Una de las cosas que nos caracteriza como humanos –si es que lo somos- es el identificarse con el otro. Puede ser la lágrima de alguien, la miseria, un mendigo, en fin, algo que nos mueva. Y hablo de extraños, no de seres queridos ya que por ellos actuamos por amor, interés o porque nos obligan. Sin embargo, con los extraños se desenmascara esa necesidad de identificarse en el otro para encontrar nuestra propia humanidad (que, sin embargo, tiene que conectar con nosotros a nivel personal de todos modos).
El media juega con esto y nos construye imágenes de fácil acceso con las que nos podamos sentir interpelados, no para movernos a la acción, sino por el contrario, para ser entretenidos. Es bien sabido para todos los que hemos tomado cursos de guión que uno de los objetivos cuando uno escribe para cine y especialmente para televisión es que se logre una identificación con la audiencia. Así, queremos que el chico enamore a la chica porque nos “sentimos como él”, o nos ponemos a llorar por tal o cual final de un personaje porque sentimos que lo conocemos de alguna forma. Sabemos que es una película pero igual estamos llorando como sendos pendejos. En ese sentido no solo somos manipulados, sino que somos infantilizados. Recuerdo cuando era niño como nos peleábamos por ser Leono, Luke Skywalker, Darth Vader, o Rafael de los Ninja Turtles. “Yo soy tal….tú eres tal”….incluso había algo de eso en los videojuegos y el escoger a Ryu sobre Ken en “Street Fighter 2”(y más vale que un nene no escogiera demasiado a Chung Lee). Así, hoy por hoy, todavía jugamos a ese “yo soy”, pero esta vez sin decirlo en voz alta para no sonar ridículos, para no ser expuestos como individuos manipulados por la ficción del pop-corn. Mas esa manipulación no se queda en las ficciones sino que se traducen en las ficciones que nos construyen el media, desde las noticias y la forma de presentarlas, hasta la farándula. Así, nos identificamos con tal o cual líder y despreciamos a otro sin indagar mucho más allá. O nos construimos héroes basados o la ficción.
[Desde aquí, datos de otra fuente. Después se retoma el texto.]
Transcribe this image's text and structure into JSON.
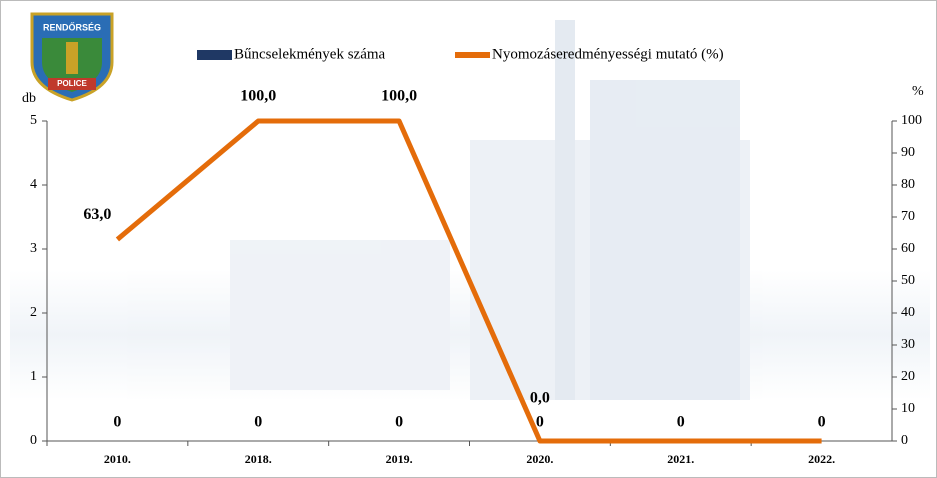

Es por esto que Hollywood terminó creando al sustituto de la realeza en Norteamérica para luego empacarla al resto del mundo. Dentro de esa lógica se ha aplicado el modelo en los diferentes mercados nacionales y así, el cantante o artista X o Y nos sirve de conejillo para idolatrar, imitar, criticar, amar u odiar. Vemos en las imágenes de estos dioses construidos por el media el reflejo torcido de nuestros propios deseos frustrados. No es de sorprendernos entonces que para muchos los eventos de su vida sean tan importantes como los eventos de la vida de algún familiar, aunque nunca los hayamos ni visto en la calle. Muchos lloraron con la muerte de Monroe, Lennon, Elvis, Jackson, Cabral, y en su lloriqueo, se secaban las esperanzas de verse reflejados en los logros de unos extraños que fueron consagrados por haber logrado los sueños con los que nos amamantaron. Lo triste del caso es que muchos los lloran más a ellos que a la gente que muere en el día a día, a los vecinos, a los primos, incluso a veces hasta más que a familiares cercanos. Se llora la muerte de Winehouse, la de Cerati, la de Cabral, pero no les esperan las mismas lágrimas para los que no tenían nombres de neón en nuestros CD, en nuestras revistas, en la pantalla chica. Para esos anónimos les reservamos solo números y etiquetas: otra drogadicta, otra víctima de derrame, otra víctima del crimen. Los primeros terminan en películas, museos, mejores ventas y salones de la fama, los segundos terminan siendo estadísticas.
No pretendo estar inmune a la inyección de fantasías que nos proporciona Hollywood y el media en general, al contrario, son muchos los héroes caídos que tengo y envidio gracias a los sueños facsímiles proporcionados por ojo, oído y boca. Lennon, Morrison, Cobain, me dio pena el colapso de Cerati y la muerte de Winehouse, y de seguro viviré, celebraré y lloraré a otros tantos. No debería ser así. Debería importarme más el que tengo al lado, el que muere en la calle, el que pasa hambre, el que no puede salir de sus vicios, todos ellos deberían tener nombres, todos deberían tener rostros porque los tienen, no son meros números, no son estadísticas, son humanos con historias que sin fama, forman parte de este colectivo que hacemos pasar por humanidad. Invoco al subjuntivo del ojalá y con él espero que algún día nos miremos ante el espejo del otro sin los lentes discriminatorios que nos hacen valorar a una vida extraña más que a otra solo por el mero hecho de que son productos a consumir.